Chiyo Sakura, a cheerful high school girl, falls head over heels for her tall, handsome and completely oblivious schoolmate Umetarou Nozaki. When she finally plucks up the courage to confess her feelings to Nozaki, much to her confusion, he hands her his autograph! It turns out that Chiyo’s stoic teenage love interest is actually a respected shoujo mangaka, who uses the pen name Sakiko Yumeno. The misunderstandings continue and Chiyo very quickly finds herself becoming one of Nozaki’s manga assistants. Striving to help Nozaki with his manga in the hopes that he will eventually notice her feelings, Chiyo’s life is about to become very odd and hectic.
Based on a 4-koma manga, by Izumi Tsubaki, the romance, of course, becomes secondary to the comedy as is common with 4-koma manga. Given that the source is a 4-koma it’s surprising that the series even features full-length episodes. The series certainly doesn’t suffer because of this though and each episode feels natural and flows well. Fans of romance may feel a little misled with this title though as the main focus is on comedy rather than progressing romantic relationships. It actually reminds me of Kamisama Kiss in this regard but the comedy is at a much higher level. Monthly Girls’ Nozaki-kun is easily one of the best comedy series I’ve seen in a while and it literally had me laughing out loud on more than a few occasions.
While comedy may take centre stage in the series the romance side of things is very well thought out and the pairings in the series are spot on. Even though they revolve around increasingly silly comedic elements you can’t help but root for some of the characters. The characters themselves, while cliché, are very well written and, again, it’s surprising to think the source material is only a 4-koma. That being said, I think I speak for everyone when I say more focus on the romance side of things wouldn’t have hurt. A very enjoyable experience overall though and I would definitely like to see more in the future, hopefully with the possibility of exploring those romance elements.

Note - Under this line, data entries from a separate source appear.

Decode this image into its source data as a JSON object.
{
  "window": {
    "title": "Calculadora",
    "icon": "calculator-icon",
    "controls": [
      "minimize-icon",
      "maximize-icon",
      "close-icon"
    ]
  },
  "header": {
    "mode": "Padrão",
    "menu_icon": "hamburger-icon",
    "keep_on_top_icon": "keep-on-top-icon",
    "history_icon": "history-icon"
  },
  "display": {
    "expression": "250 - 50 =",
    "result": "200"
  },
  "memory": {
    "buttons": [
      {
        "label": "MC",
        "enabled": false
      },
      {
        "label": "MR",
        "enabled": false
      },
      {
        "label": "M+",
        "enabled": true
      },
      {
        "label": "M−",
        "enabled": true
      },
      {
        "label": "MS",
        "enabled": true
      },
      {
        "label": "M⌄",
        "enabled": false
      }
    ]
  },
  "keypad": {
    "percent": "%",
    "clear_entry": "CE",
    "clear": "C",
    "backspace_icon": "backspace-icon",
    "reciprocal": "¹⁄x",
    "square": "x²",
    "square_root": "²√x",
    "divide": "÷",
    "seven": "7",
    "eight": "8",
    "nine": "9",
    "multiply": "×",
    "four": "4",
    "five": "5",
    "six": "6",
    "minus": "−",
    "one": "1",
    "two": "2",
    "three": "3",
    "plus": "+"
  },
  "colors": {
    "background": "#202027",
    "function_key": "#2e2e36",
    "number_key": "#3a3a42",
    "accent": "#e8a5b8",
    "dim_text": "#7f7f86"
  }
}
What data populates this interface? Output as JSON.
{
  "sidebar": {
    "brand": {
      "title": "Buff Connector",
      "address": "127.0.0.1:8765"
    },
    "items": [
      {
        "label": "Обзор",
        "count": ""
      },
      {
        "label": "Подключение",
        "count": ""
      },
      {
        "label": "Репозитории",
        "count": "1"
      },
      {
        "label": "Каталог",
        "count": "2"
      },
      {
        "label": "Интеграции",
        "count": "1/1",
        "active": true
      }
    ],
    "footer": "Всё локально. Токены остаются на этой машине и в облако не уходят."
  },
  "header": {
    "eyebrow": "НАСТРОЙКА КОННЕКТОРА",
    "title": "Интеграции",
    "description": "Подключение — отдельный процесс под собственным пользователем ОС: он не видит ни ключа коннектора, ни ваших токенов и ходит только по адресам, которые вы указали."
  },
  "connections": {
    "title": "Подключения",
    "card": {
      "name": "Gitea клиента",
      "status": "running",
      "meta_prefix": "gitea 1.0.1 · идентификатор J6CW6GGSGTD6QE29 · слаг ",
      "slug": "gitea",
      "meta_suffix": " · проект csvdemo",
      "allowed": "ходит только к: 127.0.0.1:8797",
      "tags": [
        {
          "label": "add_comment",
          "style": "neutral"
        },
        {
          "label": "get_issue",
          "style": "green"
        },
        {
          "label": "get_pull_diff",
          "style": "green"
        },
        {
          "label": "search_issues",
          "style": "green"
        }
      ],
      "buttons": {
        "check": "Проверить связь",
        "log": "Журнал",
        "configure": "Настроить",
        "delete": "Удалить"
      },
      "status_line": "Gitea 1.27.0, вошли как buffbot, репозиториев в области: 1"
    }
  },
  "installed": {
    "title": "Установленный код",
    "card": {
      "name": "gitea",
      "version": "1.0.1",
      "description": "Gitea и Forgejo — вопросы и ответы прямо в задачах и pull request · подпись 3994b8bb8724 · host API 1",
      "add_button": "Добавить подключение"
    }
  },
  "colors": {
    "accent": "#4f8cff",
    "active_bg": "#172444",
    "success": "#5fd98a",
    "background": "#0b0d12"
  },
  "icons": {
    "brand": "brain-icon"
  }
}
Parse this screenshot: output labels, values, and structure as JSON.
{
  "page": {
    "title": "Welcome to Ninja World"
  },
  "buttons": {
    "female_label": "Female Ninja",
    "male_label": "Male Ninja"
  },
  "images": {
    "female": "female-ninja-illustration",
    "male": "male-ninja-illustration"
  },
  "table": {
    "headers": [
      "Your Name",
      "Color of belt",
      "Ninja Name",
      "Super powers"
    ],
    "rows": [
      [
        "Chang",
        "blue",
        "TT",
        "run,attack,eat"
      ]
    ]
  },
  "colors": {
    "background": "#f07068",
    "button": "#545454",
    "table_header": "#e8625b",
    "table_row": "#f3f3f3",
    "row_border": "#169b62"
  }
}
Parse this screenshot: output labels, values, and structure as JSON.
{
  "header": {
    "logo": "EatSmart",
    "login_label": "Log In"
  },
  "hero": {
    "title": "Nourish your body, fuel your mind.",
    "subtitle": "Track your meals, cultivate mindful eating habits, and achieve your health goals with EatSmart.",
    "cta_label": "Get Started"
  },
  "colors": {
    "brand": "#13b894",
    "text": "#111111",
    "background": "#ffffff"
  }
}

Doga Kobo has done an amazing job on Nozaki-kun, the animation is crisp and clean and looks fantastic. The character designs are truly something special and Chiyo’s facial expressions really make the series (see screenshots for full details). Looking at some of their previous titles it’s obvious they are was clearly the right studio for this kind of adaptation.
MVM Entertainment’s release of Monthly Girls’ Nozaki-kun features both English and Japanese audio tracks. Both do a great job of bringing the characters and series to life but I feel the Japanese track does edge ahead in terms of quality and enjoyability. The music throughout the series was handled by Hashimoto Yukari who also worked on other fan favourites such as Golden Time and Toradora. The opening theme “Kimi ja Nakya Dame Mitai” by Masayoshi Ooishi is easily one of my favourites, it’s funky and the accompanying animation is awesome and shows just how random the series can be. The ending theme “Ura Omote Fortune” by the character Chiyo Sakura (Ari Ozawa) is tamer in comparison but still enjoyable.
Extras on-disc include a six-episode series of shorts as well as the usual Japanese Promos, Commercials and Clean Opening and Closing Animations. If you’re thinking about picking up the Collector’s Edition then you can expect a soundtrack, as well as the series on Blu-ray and DVD, all cased inside a collector’s art box.